Raccolse un poco le idee, poichè da principio non ricordava più nulla. Ma subito le vennero alla memoria le parole udite. Si buttò col viso sul guanciale, nascondendolo fra le piccole braccia. Era vero, dunque? Essa era la figlia del padrone! Oh, la sua piccola anima ingenua sentiva vagamente d'essere condannata a un dolore infinito, più grave ancora di quelli, sofferti nei tempi trascorsi. Non c'erano più speranze per lei, poichè non possedeva più una casa, una famiglia. Laggiù, avrebbe trovato un estraneo brutale e una mamma, che non poteva consolarla nè difenderla. Qui c'era un padre buono, sì, ma che non avrebbe mai dimenticato che essa era un'intrusa fra quelle pareti. E poi, la signora l'avrebbe guardata con diffidenza, forse con odio. E il signorino? Essa non avrebbe mai potuto chiamarlo fratello senza dare un gran dolore a chi l'aveva raccolta.
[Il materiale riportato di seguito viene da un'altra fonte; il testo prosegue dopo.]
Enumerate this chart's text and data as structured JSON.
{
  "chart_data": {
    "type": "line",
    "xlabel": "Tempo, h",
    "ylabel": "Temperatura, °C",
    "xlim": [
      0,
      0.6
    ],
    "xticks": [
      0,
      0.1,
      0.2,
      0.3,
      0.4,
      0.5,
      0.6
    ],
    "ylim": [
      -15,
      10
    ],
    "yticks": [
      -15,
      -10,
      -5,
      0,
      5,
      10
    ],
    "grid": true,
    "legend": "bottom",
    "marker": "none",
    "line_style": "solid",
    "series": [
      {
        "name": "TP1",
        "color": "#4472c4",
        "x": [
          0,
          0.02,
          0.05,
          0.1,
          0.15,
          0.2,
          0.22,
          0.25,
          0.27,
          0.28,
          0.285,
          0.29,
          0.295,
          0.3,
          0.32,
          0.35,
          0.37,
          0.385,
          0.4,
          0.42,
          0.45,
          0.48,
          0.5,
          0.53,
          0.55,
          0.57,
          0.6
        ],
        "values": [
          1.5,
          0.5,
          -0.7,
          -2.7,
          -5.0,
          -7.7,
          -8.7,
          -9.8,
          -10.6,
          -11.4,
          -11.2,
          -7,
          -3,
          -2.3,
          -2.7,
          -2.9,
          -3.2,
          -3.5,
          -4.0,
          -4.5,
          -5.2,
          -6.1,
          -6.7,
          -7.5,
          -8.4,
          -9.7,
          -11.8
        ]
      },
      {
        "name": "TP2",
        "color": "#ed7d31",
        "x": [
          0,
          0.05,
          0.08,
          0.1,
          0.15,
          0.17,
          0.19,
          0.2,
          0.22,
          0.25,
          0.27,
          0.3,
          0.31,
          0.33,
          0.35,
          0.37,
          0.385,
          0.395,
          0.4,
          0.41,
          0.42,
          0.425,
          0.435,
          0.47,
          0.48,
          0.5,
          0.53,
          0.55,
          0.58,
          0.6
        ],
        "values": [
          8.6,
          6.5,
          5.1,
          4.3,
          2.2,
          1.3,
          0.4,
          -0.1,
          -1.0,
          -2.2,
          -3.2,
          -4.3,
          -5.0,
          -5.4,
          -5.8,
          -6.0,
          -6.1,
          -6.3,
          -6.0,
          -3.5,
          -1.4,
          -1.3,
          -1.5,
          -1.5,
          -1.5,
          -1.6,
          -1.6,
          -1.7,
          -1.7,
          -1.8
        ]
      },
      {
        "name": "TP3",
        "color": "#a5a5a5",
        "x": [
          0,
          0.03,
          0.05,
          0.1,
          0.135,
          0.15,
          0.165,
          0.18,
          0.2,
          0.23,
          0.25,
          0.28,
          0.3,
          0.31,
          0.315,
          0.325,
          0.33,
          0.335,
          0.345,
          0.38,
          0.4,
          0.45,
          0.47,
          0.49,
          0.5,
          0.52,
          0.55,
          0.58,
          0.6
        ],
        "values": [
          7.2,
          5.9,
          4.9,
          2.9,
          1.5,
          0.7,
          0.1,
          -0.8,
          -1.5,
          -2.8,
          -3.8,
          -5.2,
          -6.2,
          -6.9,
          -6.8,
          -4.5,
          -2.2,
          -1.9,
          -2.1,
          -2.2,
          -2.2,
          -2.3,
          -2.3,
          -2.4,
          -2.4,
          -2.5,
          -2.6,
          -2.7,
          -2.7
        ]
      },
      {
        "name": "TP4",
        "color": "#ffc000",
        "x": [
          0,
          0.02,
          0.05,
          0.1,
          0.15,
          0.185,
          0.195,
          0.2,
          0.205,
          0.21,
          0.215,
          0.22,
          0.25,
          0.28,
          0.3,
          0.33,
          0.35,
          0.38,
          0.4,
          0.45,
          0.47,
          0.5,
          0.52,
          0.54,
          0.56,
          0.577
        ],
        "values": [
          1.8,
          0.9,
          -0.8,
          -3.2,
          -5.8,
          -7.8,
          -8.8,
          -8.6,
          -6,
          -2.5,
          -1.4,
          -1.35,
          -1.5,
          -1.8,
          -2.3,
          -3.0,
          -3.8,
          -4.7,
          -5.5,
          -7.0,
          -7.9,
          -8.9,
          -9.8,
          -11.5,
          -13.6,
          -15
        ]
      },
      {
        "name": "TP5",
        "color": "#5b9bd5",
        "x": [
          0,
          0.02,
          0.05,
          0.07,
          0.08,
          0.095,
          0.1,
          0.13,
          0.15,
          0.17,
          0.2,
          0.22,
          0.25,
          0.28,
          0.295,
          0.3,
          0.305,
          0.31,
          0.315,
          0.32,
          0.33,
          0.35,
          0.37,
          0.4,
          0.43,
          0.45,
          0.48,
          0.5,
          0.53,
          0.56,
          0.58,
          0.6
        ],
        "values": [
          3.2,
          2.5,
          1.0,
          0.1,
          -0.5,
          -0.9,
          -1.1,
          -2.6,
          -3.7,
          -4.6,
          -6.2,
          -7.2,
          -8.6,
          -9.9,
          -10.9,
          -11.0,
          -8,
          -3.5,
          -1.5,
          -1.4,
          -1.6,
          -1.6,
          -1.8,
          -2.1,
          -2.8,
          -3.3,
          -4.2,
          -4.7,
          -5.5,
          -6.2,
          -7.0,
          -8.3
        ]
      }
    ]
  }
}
Tutto era finito, intorno a lei!
Una mano le tolse le braccia di sopra alla testa e le sollevò il visino dal guanciale. In pari tempo il pittore, che la guardava amorevolmente, chiese:
- Come stai, piccina?
La fanciulla tentò di rispondere; ma l'altro continuò sorridendo:
- Zitta, adesso! Più tardi, mi dirai ciò che pensi. Perchè, ormai, non lascierai più questa casa. Ti insegnerò a disegnare e a dipingere e credo che potrò far di te qualche cosa. Ma non devi più pensare alle parole di quel contadino. Tutte sciocchezze! Sarò un padre per te, certo; ma non il vero.
Un'ombra di tristezza gli velò il bel volto sereno. La fanciulla, che lo guardava intensamente, s'accorse ch'egli aveva l'anima scossa da una pena, da lei ignorata, ma che le faceva salire alla gola un gruppo di pianto.